Halk ozanlarından kim yok ki;
Yaşar Reyhani
Murat Çobanoğlu
Şeref Taşlıova
Fuat Çerkezoğlu
Nüsret Sümmanioğlu
Mevlüt İhsani ve ismi şuan aklıma gelmeyen her biri birbirinden kıymetli niceleri...
Sözlerinde bir mana, bir doktirin, bir subiminal mesaj, müthiş ozanlar!
Ve birisi vardı ki zihin haritamda önemli bir iz bırakan.
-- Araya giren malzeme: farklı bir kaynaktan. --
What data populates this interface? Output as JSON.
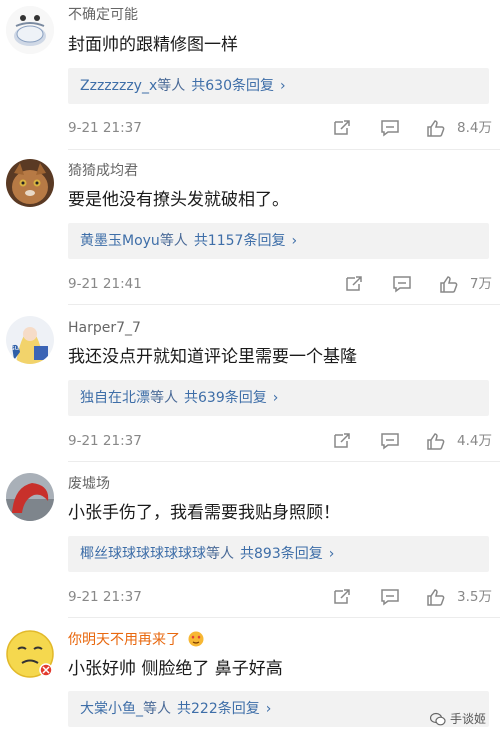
{
  "comments": [
    {
      "username": "不确定可能",
      "text": "封面帅的跟精修图一样",
      "reply_names": "Zzzzzzzy_x",
      "reply_suffix": "等人",
      "reply_count": "共630条回复",
      "time": "9-21 21:37",
      "likes": "8.4万"
    },
    {
      "username": "猗猗成均君",
      "text": "要是他没有撩头发就破相了。",
      "reply_names": "黄墨玉Moyu",
      "reply_suffix": "等人",
      "reply_count": "共1157条回复",
      "time": "9-21 21:41",
      "likes": "7万"
    },
    {
      "username": "Harper7_7",
      "text": "我还没点开就知道评论里需要一个基隆",
      "reply_names": "独自在北漂",
      "reply_suffix": "等人",
      "reply_count": "共639条回复",
      "time": "9-21 21:37",
      "likes": "4.4万"
    },
    {
      "username": "废墟场",
      "text": "小张手伤了，我看需要我贴身照顾！",
      "reply_names": "椰丝球球球球球球球",
      "reply_suffix": "等人",
      "reply_count": "共893条回复",
      "time": "9-21 21:37",
      "likes": "3.5万"
    },
    {
      "username": "你明天不用再来了",
      "text": "小张好帅 侧脸绝了 鼻子好高",
      "reply_names": "大棠小鱼_",
      "reply_suffix": "等人",
      "reply_count": "共222条回复",
      "time": "",
      "likes": ""
    }
  ],
  "icons": {
    "share": "share-icon",
    "comment": "comment-icon",
    "like": "thumbs-up-icon",
    "chevron": "chevron-right-icon"
  },
  "watermark": "手谈姬",
  "colors": {
    "link": "#3e6ea8",
    "meta": "#888888",
    "vip_name": "#e8680f",
    "reply_bg": "#f2f2f2"
  }
}
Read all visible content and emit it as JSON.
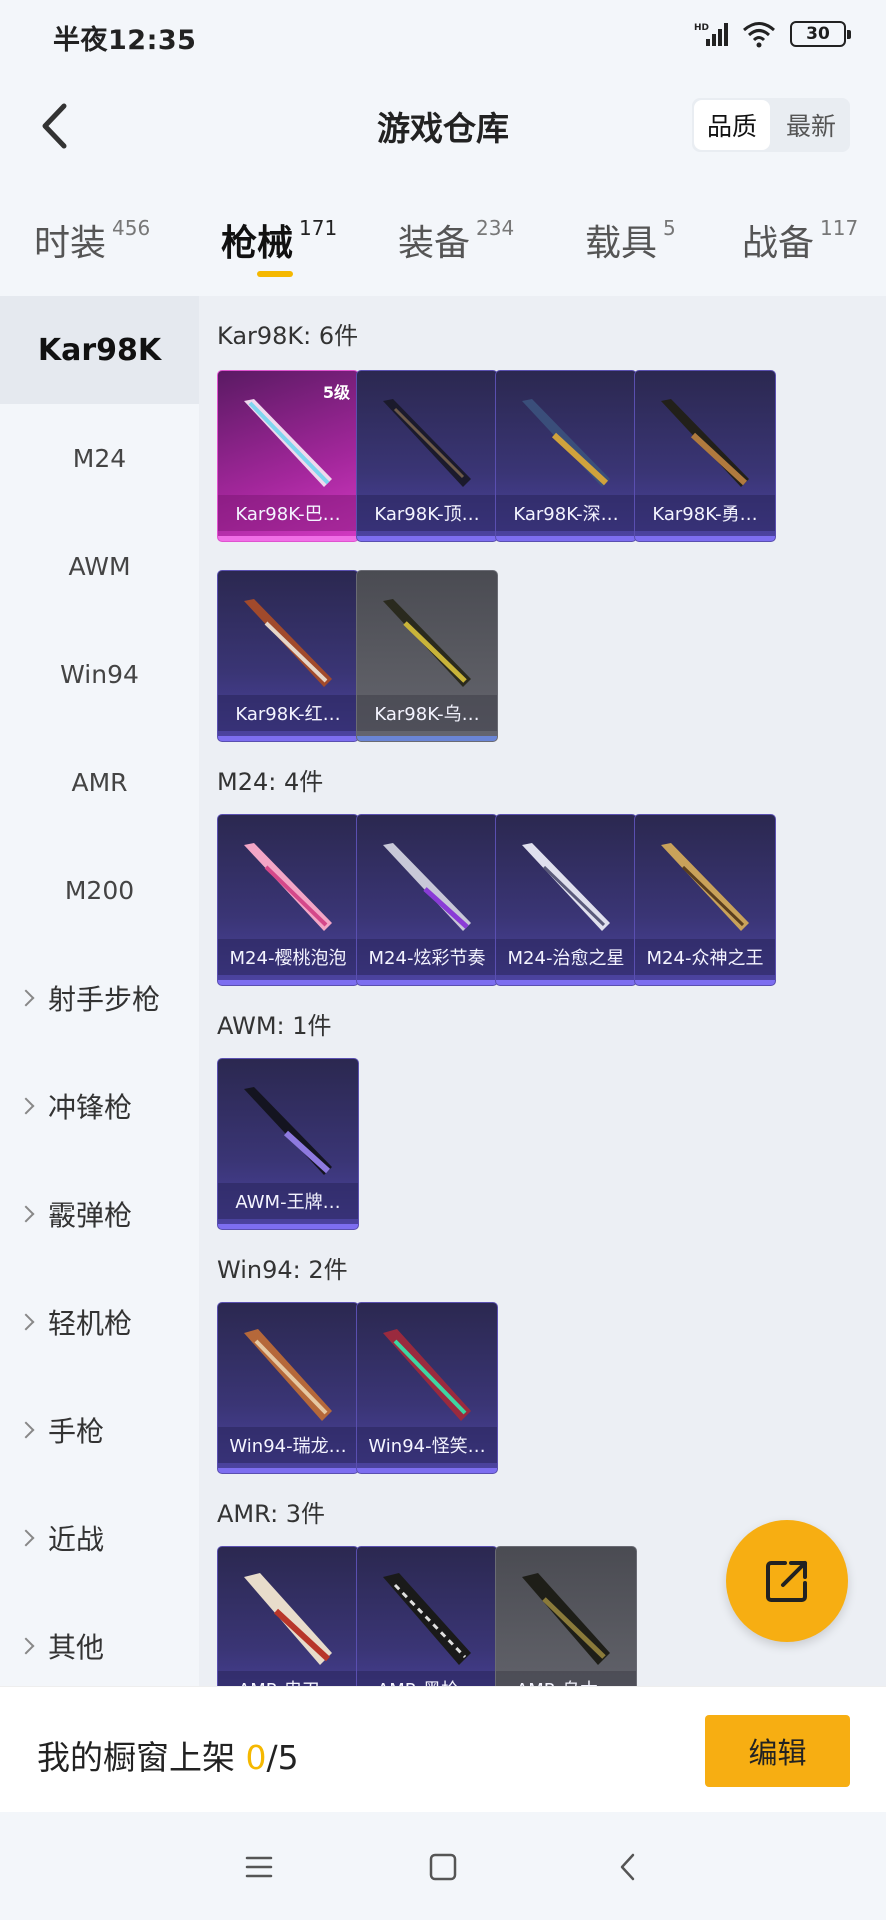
{
  "status_bar": {
    "time": "半夜12:35",
    "battery": "30"
  },
  "header": {
    "title": "游戏仓库",
    "sort_options": [
      "品质",
      "最新"
    ]
  },
  "tabs": [
    {
      "label": "时装",
      "count": "456"
    },
    {
      "label": "枪械",
      "count": "171"
    },
    {
      "label": "装备",
      "count": "234"
    },
    {
      "label": "载具",
      "count": "5"
    },
    {
      "label": "战备",
      "count": "117"
    }
  ],
  "sidebar": {
    "items": [
      "Kar98K",
      "M24",
      "AWM",
      "Win94",
      "AMR",
      "M200"
    ],
    "groups": [
      "射手步枪",
      "冲锋枪",
      "霰弹枪",
      "轻机枪",
      "手枪",
      "近战",
      "其他"
    ]
  },
  "sections": [
    {
      "title": "Kar98K: 6件",
      "items": [
        {
          "name": "Kar98K-巴…",
          "badge": "5级",
          "rarity": "pink"
        },
        {
          "name": "Kar98K-顶…",
          "rarity": "purple"
        },
        {
          "name": "Kar98K-深…",
          "rarity": "purple"
        },
        {
          "name": "Kar98K-勇…",
          "rarity": "purple"
        },
        {
          "name": "Kar98K-红…",
          "rarity": "purple"
        },
        {
          "name": "Kar98K-乌…",
          "rarity": "gray"
        }
      ]
    },
    {
      "title": "M24: 4件",
      "items": [
        {
          "name": "M24-樱桃泡泡",
          "rarity": "purple"
        },
        {
          "name": "M24-炫彩节奏",
          "rarity": "purple"
        },
        {
          "name": "M24-治愈之星",
          "rarity": "purple"
        },
        {
          "name": "M24-众神之王",
          "rarity": "purple"
        }
      ]
    },
    {
      "title": "AWM: 1件",
      "items": [
        {
          "name": "AWM-王牌…",
          "rarity": "purple"
        }
      ]
    },
    {
      "title": "Win94: 2件",
      "items": [
        {
          "name": "Win94-瑞龙…",
          "rarity": "purple"
        },
        {
          "name": "Win94-怪笑…",
          "rarity": "purple"
        }
      ]
    },
    {
      "title": "AMR: 3件",
      "items": [
        {
          "name": "AMR-忠刃…",
          "rarity": "purple"
        },
        {
          "name": "AMR-黑枪…",
          "rarity": "purple"
        },
        {
          "name": "AMR-乌木…",
          "rarity": "gray"
        }
      ]
    }
  ],
  "bottom_bar": {
    "label": "我的橱窗上架",
    "current": "0",
    "total": "/5",
    "edit_label": "编辑"
  },
  "colors": {
    "accent": "#f7ae12",
    "purple_card": "#3a3575",
    "pink_card": "#a4279c",
    "gray_card": "#5b5c63"
  }
}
Bu büyük kültür elçimiz Mustafa Ruhani baba...
O zamanlar siyah beyaz tv dönemi, toplum ahlakı bu kadar dejenire olmamış henüz... Yada toplum ahlakını bu hale getirmenin ön hazırlıklarının yapıldığı bir dönem...
Yaşı 50 ve üzeri olanlar hatırlar Dallas diye dış menşeli bir dizi dönüp duruyor tv de... (Tek kanal TRT.)
Dizi çok korkunç; ahlâka mugayir ne varsa dizide o var...
Neyse biz dönelim salona, her ozan kendince çalıp söylüyor, atışmalar, taşlamalar, büyük abiler, amcalar gah hüzünleniyor, gah gülüyor... Bende çok anlamasamda pür dikkat sahneye kilitlenmişim...
Hatırladığım kadarıyla Ruhani baba şu meşhur Türk'ü varya "Bir mumdur, iki mumdur, üç mumdur" bunun müziği şeklinde sazını çalmaya başladı...
Ve başladı söylemeye;
"Dallas sokuldu yurda, kuzu kaptırdık kurda.
Kime sorim dedemi,geç yatar şurda burda.
Bir dallas, iki dallas, üç dallas, dört dallas, beş dallas, onbeş dallas, aman kardaş ne dallas, şerrül vesvasil hennas.."
Aklımda kalan bu kadar...
Ruhani baba gözleri â'mâ olmasına rağmen, o müthiş gönül gözü ve münnever kişiliğiyle bu günleri tahayyül etmiş...
Bu çok önemli, milliyetçi, maneviyatçı ve çok kıymetli kültür elçimiz Ruhani babaya Rabb'imden sağlık, sıhhat ve hayırlı ömürler diliyorum...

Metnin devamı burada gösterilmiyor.